O "trabalho em progresso" de Salles foi editado em uma semana, diz, e não deve voltar a ser exibido. Foi uma maneira de "agradecer ao festival [pelo prêmio] e também de me permitir voltar ao material".

Timidez
Os trechos projetados na última quarta-feira, no Festival de Cinema de San Francisco, incluem imagens de arquivo de Kerouac depois de ser atirado à fama com a publicação de "On the Road".
Na TV, o escritor não consegue disfarçar a timidez enquanto conta que datilografou em três semanas as histórias de suas viagens, que duraram sete anos, em um rolo único de papel. "Eu demorei sete anos para escrever sobre uma viagem de três semanas", brinca o apresentador. Kerouac fica ainda mais constrangido.

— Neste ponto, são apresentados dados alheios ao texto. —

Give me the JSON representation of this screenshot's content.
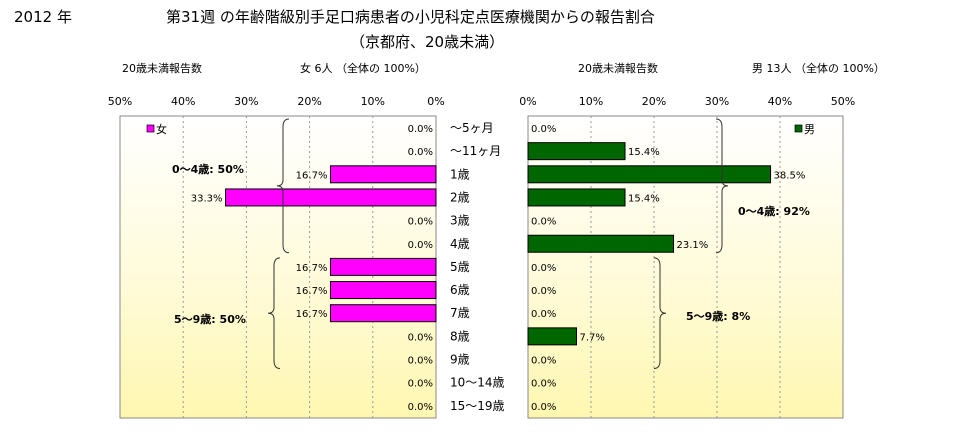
{
  "header": {
    "year": "2012 年",
    "title": "第31週 の年齢階級別手足口病患者の小児科定点医療機関からの報告割合",
    "subtitle": "（京都府、20歳未満）"
  },
  "left_panel": {
    "caption": "20歳未満報告数",
    "total": "女 6人 （全体の 100%）"
  },
  "right_panel": {
    "caption": "20歳未満報告数",
    "total": "男 13人 （全体の 100%）"
  },
  "chart_data": [
    {
      "type": "bar",
      "orientation": "horizontal",
      "direction": "right-to-left",
      "categories": [
        "～5ヶ月",
        "～11ヶ月",
        "1歳",
        "2歳",
        "3歳",
        "4歳",
        "5歳",
        "6歳",
        "7歳",
        "8歳",
        "9歳",
        "10～14歳",
        "15～19歳"
      ],
      "series": [
        {
          "name": "女",
          "color": "#ff00ff",
          "values": [
            0.0,
            0.0,
            16.7,
            33.3,
            0.0,
            0.0,
            16.7,
            16.7,
            16.7,
            0.0,
            0.0,
            0.0,
            0.0
          ],
          "labels": [
            "0.0%",
            "0.0%",
            "16.7%",
            "33.3%",
            "0.0%",
            "0.0%",
            "16.7%",
            "16.7%",
            "16.7%",
            "0.0%",
            "0.0%",
            "0.0%",
            "0.0%"
          ]
        }
      ],
      "xlim": [
        0,
        50
      ],
      "xticks": [
        "50%",
        "40%",
        "30%",
        "20%",
        "10%",
        "0%"
      ],
      "grid": true,
      "legend": "top-left",
      "annotations": [
        "0～4歳: 50%",
        "5～9歳: 50%"
      ]
    },
    {
      "type": "bar",
      "orientation": "horizontal",
      "direction": "left-to-right",
      "categories": [
        "～5ヶ月",
        "～11ヶ月",
        "1歳",
        "2歳",
        "3歳",
        "4歳",
        "5歳",
        "6歳",
        "7歳",
        "8歳",
        "9歳",
        "10～14歳",
        "15～19歳"
      ],
      "series": [
        {
          "name": "男",
          "color": "#006600",
          "values": [
            0.0,
            15.4,
            38.5,
            15.4,
            0.0,
            23.1,
            0.0,
            0.0,
            0.0,
            7.7,
            0.0,
            0.0,
            0.0
          ],
          "labels": [
            "0.0%",
            "15.4%",
            "38.5%",
            "15.4%",
            "0.0%",
            "23.1%",
            "0.0%",
            "0.0%",
            "0.0%",
            "7.7%",
            "0.0%",
            "0.0%",
            "0.0%"
          ]
        }
      ],
      "xlim": [
        0,
        50
      ],
      "xticks": [
        "0%",
        "10%",
        "20%",
        "30%",
        "40%",
        "50%"
      ],
      "grid": true,
      "legend": "top-right",
      "annotations": [
        "0～4歳: 92%",
        "5～9歳: 8%"
      ]
    }
  ]
}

"Ele não sabia como lidar com essa adoração", conta o empresário do escritor à época, Sterling Lord. "No segundo dia de entrevistas [para divulgar o livro], ele não apareceu." E não era culpa das drogas. "Ele estava atormentado [com a atenção à sua volta]."
Em meio aos depoimentos, Salles se pergunta como deve ser um filme de ficção baseado em "On the Road". Estão lá para responder figuras como Sean Penn, Wim Wenders, Peter Coyote e Johnny Depp.
"Todos temos o filme nas nossas cabeças. Se um dia ele vai corresponder [às expectativas], eu não sei", afirma Depp.
Em uma hora de documentário, Salles parece concordar que se trata de um projeto sagrado, mas que ainda se arrisca a colocar em prática.
"O projeto de ficção é um ponto de interrogação. Hoje, olhando pragmaticamente, a crise do cinema independente de 2009 começa a ficar um pouco menos grave, então é possível que isso permita que o filme exista", diz o cineasta.
"Senão, a busca já terá justificado, já se tornou para mim um fim em si. Se o filme de ficção não acontecer, esse foi um processo de aprendizado tão fértil e interessante que eu já não sentiria dor por isso."
O cineasta afirma decidir até o fim do ano se a ficção acontecerá. Enquanto isso, continua "mergulhado no processo de busca de um filme possível". "A ideia é exaurir essa procura até eu conseguir saber se o filme merece existir ou não."